Compagnie des mines
fonderies et forges d'Alais
Société civile des houillères de Rochebelle et Trélys
Société minière franco-africaine

100 AQ




Historique

 

La Compagnie des fonderies et forges d'Alais, importante société métallurgique française, remonte à 1827, date à laquelle fut créée, sur l'initiative du maréchal Soult, une société d'exploration chargée de recherches minières dans l'arrondissement d'Alais. Grâce à l'apport de concessions de mines de houille et de fer, deux sociétés furent ensuite constituées en 1829, la Société civile des houillères de Rochebelle et de Trélys, et la Compagnie des fonderies et forges d'Alais ; peu de temps après, cette dernière acquit les droits de la Société civile(1).


La Compagnie devait connaître, dès ses débuts, des difficultés, et en 1835 elle afferma ses usines pour vingt ans à un groupe parisien formé par le banquier Drouillard, l'homme d'affaires Benoist d'Azy et quelques capitalistes (2). Elle changea sa dénomination, en 1873, pour celle de Compagnie des mines forges et fonderies d'Alais, et, en 1890, fit l'acquisition des établissements métallurgiques de Bessèges, appartenant à la Compagnie des fonderies et forges de Terrenoire, laquelle avait pris à bail précédemment l'usine de Tamaris.


Transformée en société anonyme (régie par la loi de 1867) en 1904, la Compagnie d'Alais prit des participations, après la Seconde Guerre mondiale, dans plusieurs sociétés de l'Est et du Nord de la France ; une de ses filiales la Société minière franco-africaine, fondée en 1904, et ayant pour objet l'exploitation de minerais de fer en Algérie et dans les Pyrénées-Orientales fut mise en liquidation en 1936.


Les houillères de Trélys furent nationalisées en 1946 et réunies aux Houillères du bassin des Cévennes (3). En 1960, la société fut transformée en Compagnie industrielle et financière d'Alais ayant parmi ses filiales, la Société des ateliers et fonderies de Tamaris et les Etablissements Neyrpic (4).



Modalités d'entrée


Les archives de la Compagnie des fonderies et forges d'Alais, de la Société civile des houillères de Rochebelle et de Trélys et de la Société minière franco-africaine ont été microfilmées par les Archives nationales grâce à un prêt de documents de la Compagnie industrielle et financière d'Alais.

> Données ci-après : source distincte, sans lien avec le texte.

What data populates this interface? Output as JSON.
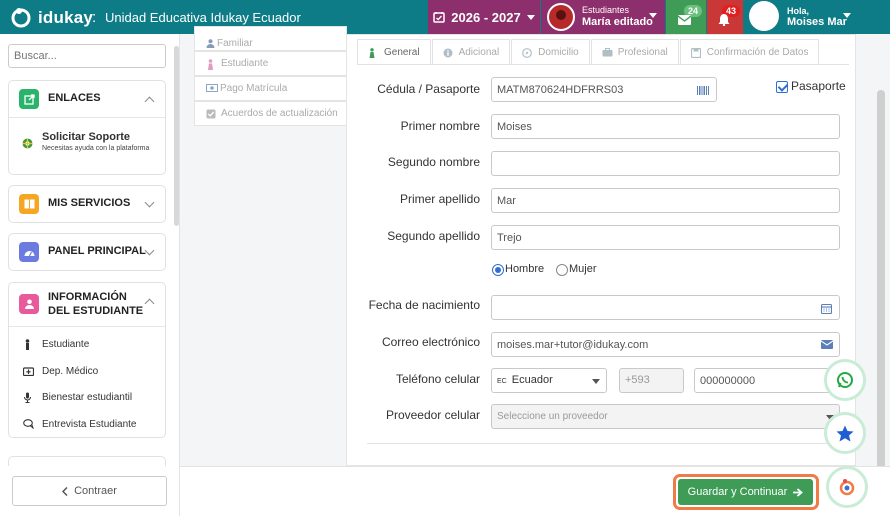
{
  "header": {
    "brand": "idukay",
    "separator": ":",
    "school": "Unidad Educativa Idukay Ecuador",
    "year": "2026 - 2027",
    "role_label": "Estudiantes",
    "role_name": "María editado",
    "mail_count": "24",
    "notif_count": "43",
    "greeting": "Hola,",
    "user_name": "Moises Mar"
  },
  "sidebar": {
    "search_placeholder": "Buscar...",
    "enlaces": {
      "title": "ENLACES",
      "support_title": "Solicitar Soporte",
      "support_sub": "Necesitas ayuda con la plataforma"
    },
    "servicios": {
      "title": "MIS SERVICIOS"
    },
    "panel": {
      "title": "PANEL PRINCIPAL"
    },
    "info": {
      "title": "INFORMACIÓN DEL ESTUDIANTE",
      "items": [
        "Estudiante",
        "Dep. Médico",
        "Bienestar estudiantil",
        "Entrevista Estudiante"
      ]
    },
    "back_label": "Contraer"
  },
  "steps": [
    "Familiar",
    "Estudiante",
    "Pago Matrícula",
    "Acuerdos de actualización"
  ],
  "tabs": [
    "General",
    "Adicional",
    "Domicilio",
    "Profesional",
    "Confirmación de Datos"
  ],
  "form": {
    "cedula_label": "Cédula / Pasaporte",
    "cedula_value": "MATM870624HDFRRS03",
    "pasaporte_label": "Pasaporte",
    "primer_nombre_label": "Primer nombre",
    "primer_nombre_value": "Moises",
    "segundo_nombre_label": "Segundo nombre",
    "segundo_nombre_value": "",
    "primer_apellido_label": "Primer apellido",
    "primer_apellido_value": "Mar",
    "segundo_apellido_label": "Segundo apellido",
    "segundo_apellido_value": "Trejo",
    "gender_male": "Hombre",
    "gender_female": "Mujer",
    "fecha_label": "Fecha de nacimiento",
    "fecha_value": "",
    "correo_label": "Correo electrónico",
    "correo_value": "moises.mar+tutor@idukay.com",
    "telefono_label": "Teléfono celular",
    "country_code": "EC",
    "country_name": "Ecuador",
    "dial_code": "+593",
    "phone_value": "000000000",
    "proveedor_label": "Proveedor celular",
    "proveedor_placeholder": "Seleccione un proveedor"
  },
  "actions": {
    "save_label": "Guardar y Continuar"
  },
  "colors": {
    "topbar": "#0e7c86",
    "year_bg": "#8e2f6d",
    "mail_bg": "#3f9c56",
    "bell_bg": "#c93737",
    "save_bg": "#3f9c56",
    "save_outline": "#f07b46"
  }
}
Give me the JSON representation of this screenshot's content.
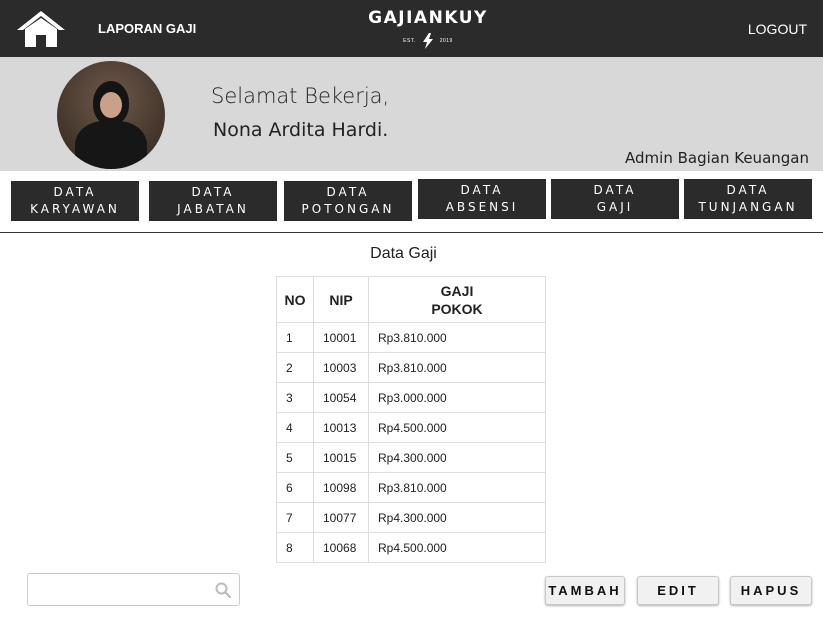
{
  "header": {
    "report_link": "LAPORAN GAJI",
    "brand_name": "GAJIANKUY",
    "brand_est": "EST.",
    "brand_year": "2019",
    "logout": "LOGOUT",
    "icons": {
      "home": "home-icon",
      "brand_mark": "bolt-icon"
    },
    "background_color": "#2b2b2b"
  },
  "profile": {
    "greeting": "Selamat Bekerja,",
    "name": "Nona Ardita Hardi.",
    "role": "Admin Bagian Keuangan",
    "background_color": "#d8d8d8"
  },
  "menu": [
    {
      "line1": "DATA",
      "line2": "KARYAWAN"
    },
    {
      "line1": "DATA",
      "line2": "JABATAN"
    },
    {
      "line1": "DATA",
      "line2": "POTONGAN"
    },
    {
      "line1": "DATA",
      "line2": "ABSENSI"
    },
    {
      "line1": "DATA",
      "line2": "GAJI"
    },
    {
      "line1": "DATA",
      "line2": "TUNJANGAN"
    }
  ],
  "content": {
    "title": "Data Gaji",
    "table": {
      "headers": {
        "no": "NO",
        "nip": "NIP",
        "gaji_line1": "GAJI",
        "gaji_line2": "POKOK"
      },
      "rows": [
        {
          "no": "1",
          "nip": "10001",
          "gaji": "Rp3.810.000"
        },
        {
          "no": "2",
          "nip": "10003",
          "gaji": "Rp3.810.000"
        },
        {
          "no": "3",
          "nip": "10054",
          "gaji": "Rp3.000.000"
        },
        {
          "no": "4",
          "nip": "10013",
          "gaji": "Rp4.500.000"
        },
        {
          "no": "5",
          "nip": "10015",
          "gaji": "Rp4.300.000"
        },
        {
          "no": "6",
          "nip": "10098",
          "gaji": "Rp3.810.000"
        },
        {
          "no": "7",
          "nip": "10077",
          "gaji": "Rp4.300.000"
        },
        {
          "no": "8",
          "nip": "10068",
          "gaji": "Rp4.500.000"
        }
      ]
    }
  },
  "search": {
    "value": "",
    "placeholder": "",
    "icon": "search-icon"
  },
  "actions": {
    "add": "TAMBAH",
    "edit": "EDIT",
    "delete": "HAPUS"
  }
}
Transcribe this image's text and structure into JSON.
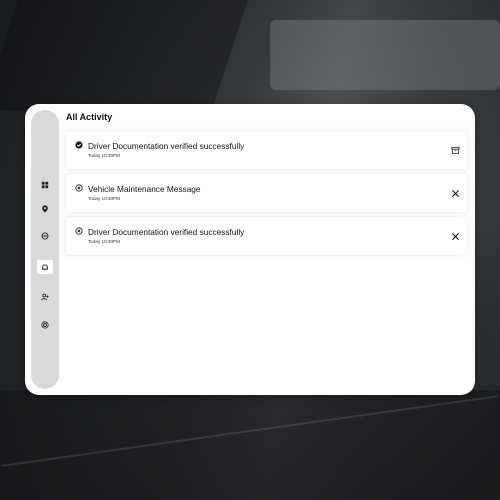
{
  "page": {
    "title": "All Activity"
  },
  "sidebar": {
    "items": [
      {
        "name": "dashboard",
        "icon": "grid-icon",
        "active": false
      },
      {
        "name": "location",
        "icon": "location-pin-icon",
        "active": false
      },
      {
        "name": "routes",
        "icon": "steering-icon",
        "active": false
      },
      {
        "name": "vehicles",
        "icon": "car-icon",
        "active": true
      },
      {
        "name": "drivers",
        "icon": "add-user-icon",
        "active": false
      },
      {
        "name": "settings",
        "icon": "target-icon",
        "active": false
      }
    ]
  },
  "activity": [
    {
      "icon": "check-circle-icon",
      "title": "Driver Documentation verified successfully",
      "time": "Today 10:30PM",
      "action": "archive-icon"
    },
    {
      "icon": "close-circle-icon",
      "title": "Vehicle Maintenance Message",
      "time": "Today 10:30PM",
      "action": "close-icon"
    },
    {
      "icon": "close-circle-icon",
      "title": "Driver Documentation verified successfully",
      "time": "Today 10:30PM",
      "action": "close-icon"
    }
  ]
}
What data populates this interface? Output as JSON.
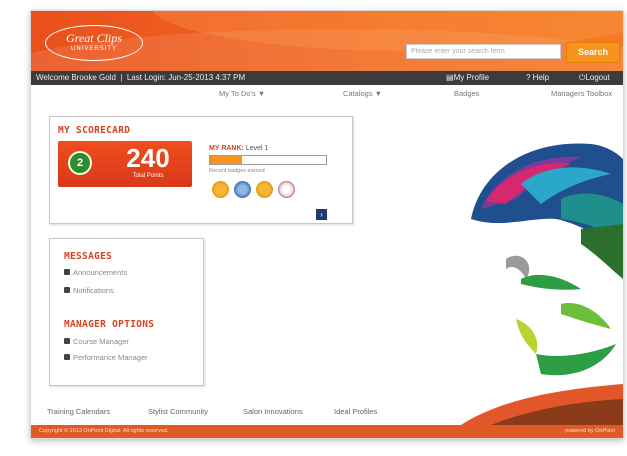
{
  "brand": {
    "logo_line1": "Great Clips",
    "logo_line2": "UNIVERSITY"
  },
  "search": {
    "placeholder": "Please enter your search term",
    "button": "Search"
  },
  "userbar": {
    "welcome": "Welcome Brooke Gold",
    "last_login": "Last Login: Jun-25-2013 4:37 PM",
    "my_profile": "My Profile",
    "help": "? Help",
    "logout": "Logout"
  },
  "nav": [
    "My To Do's ▼",
    "Catalogs ▼",
    "Badges",
    "Managers Toolbox"
  ],
  "scorecard": {
    "title": "MY SCORECARD",
    "level": "2",
    "points": "240",
    "points_label": "Total Points",
    "rank_label": "MY RANK:",
    "rank_value": "Level 1",
    "rank_progress": 0.28,
    "rank_sub": "Recent badges earned",
    "badges": [
      "trophy-badge",
      "globe-badge",
      "star-badge",
      "red-ribbon-badge"
    ]
  },
  "messages": {
    "title": "MESSAGES",
    "items": [
      "Announcements",
      "Notifications"
    ]
  },
  "manager": {
    "title": "MANAGER OPTIONS",
    "items": [
      "Course Manager",
      "Performance Manager"
    ]
  },
  "bottom_links": [
    "Training Calendars",
    "Stylist Community",
    "Salon Innovations",
    "Ideal Profiles"
  ],
  "footer": {
    "copyright": "Copyright © 2013 OnPoint Digital. All rights reserved.",
    "powered": "powered by OnPoint"
  },
  "colors": {
    "brand_orange": "#f26a21",
    "accent_red": "#d9411e",
    "user_bar": "#3c3c3c"
  }
}
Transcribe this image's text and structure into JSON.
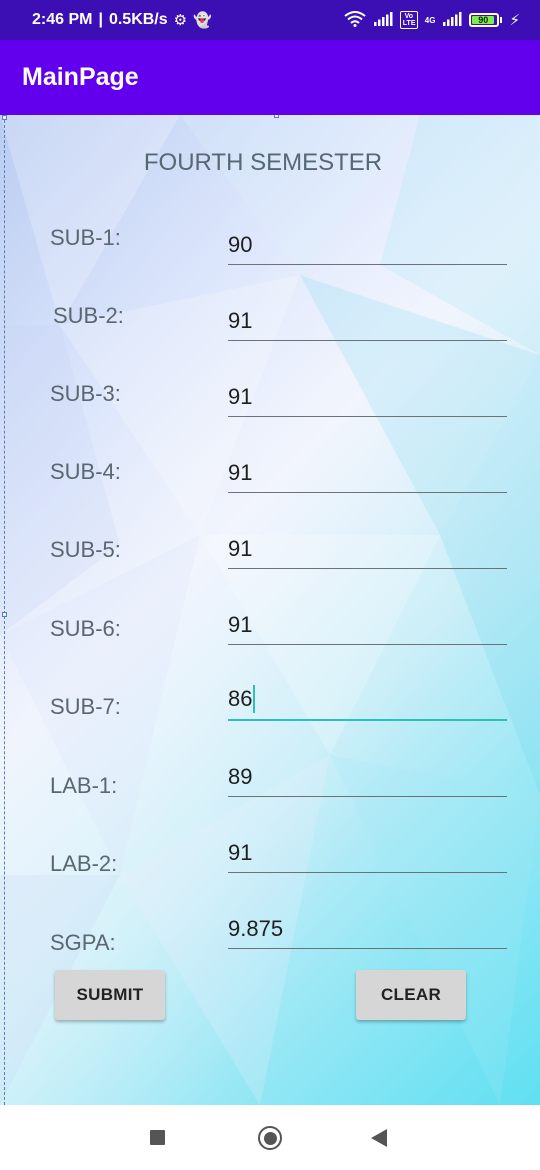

L'inventaire a été réalisé par I. Brot.

Dates extrêmes des documents : 1829-1949
Communicable sur autorisation



(1)
B. Gille, Recherches sur la formation de la grande entreprise capitaliste (1815-1848), p. 77.

(2)
Ibid., p. 103.

(3)
Dès 1878, la concession de Rochebelle avait été cédée à une société formée par un groupe d'actionnaires de la Compagnie d'Alais. (Cf. 65 AQ K 3, rapport présenté à l'assemblée générale de la Compagnie des mines forges et fonderies d'Alais, le 21 mai 1879).

(4)
Les rapports présentés aux Assemblées générales de la Compagnie des mines forges et fonderies d'Alais sont conservées, pour la période 1872-1921 (avec lacunes) sous la cote 65 AQ K 3 ainsi que les statuts de 1858 et 1874, et le rapport aux assemblées générales ordinaires et extraordinaires du 10 juin 1960. Les statuts de 1960 et la rapport présenté en 1961 à l'assemblée générale de la Compagnie industrielle et financière d'Alais sont cotés 65 AQ K 307.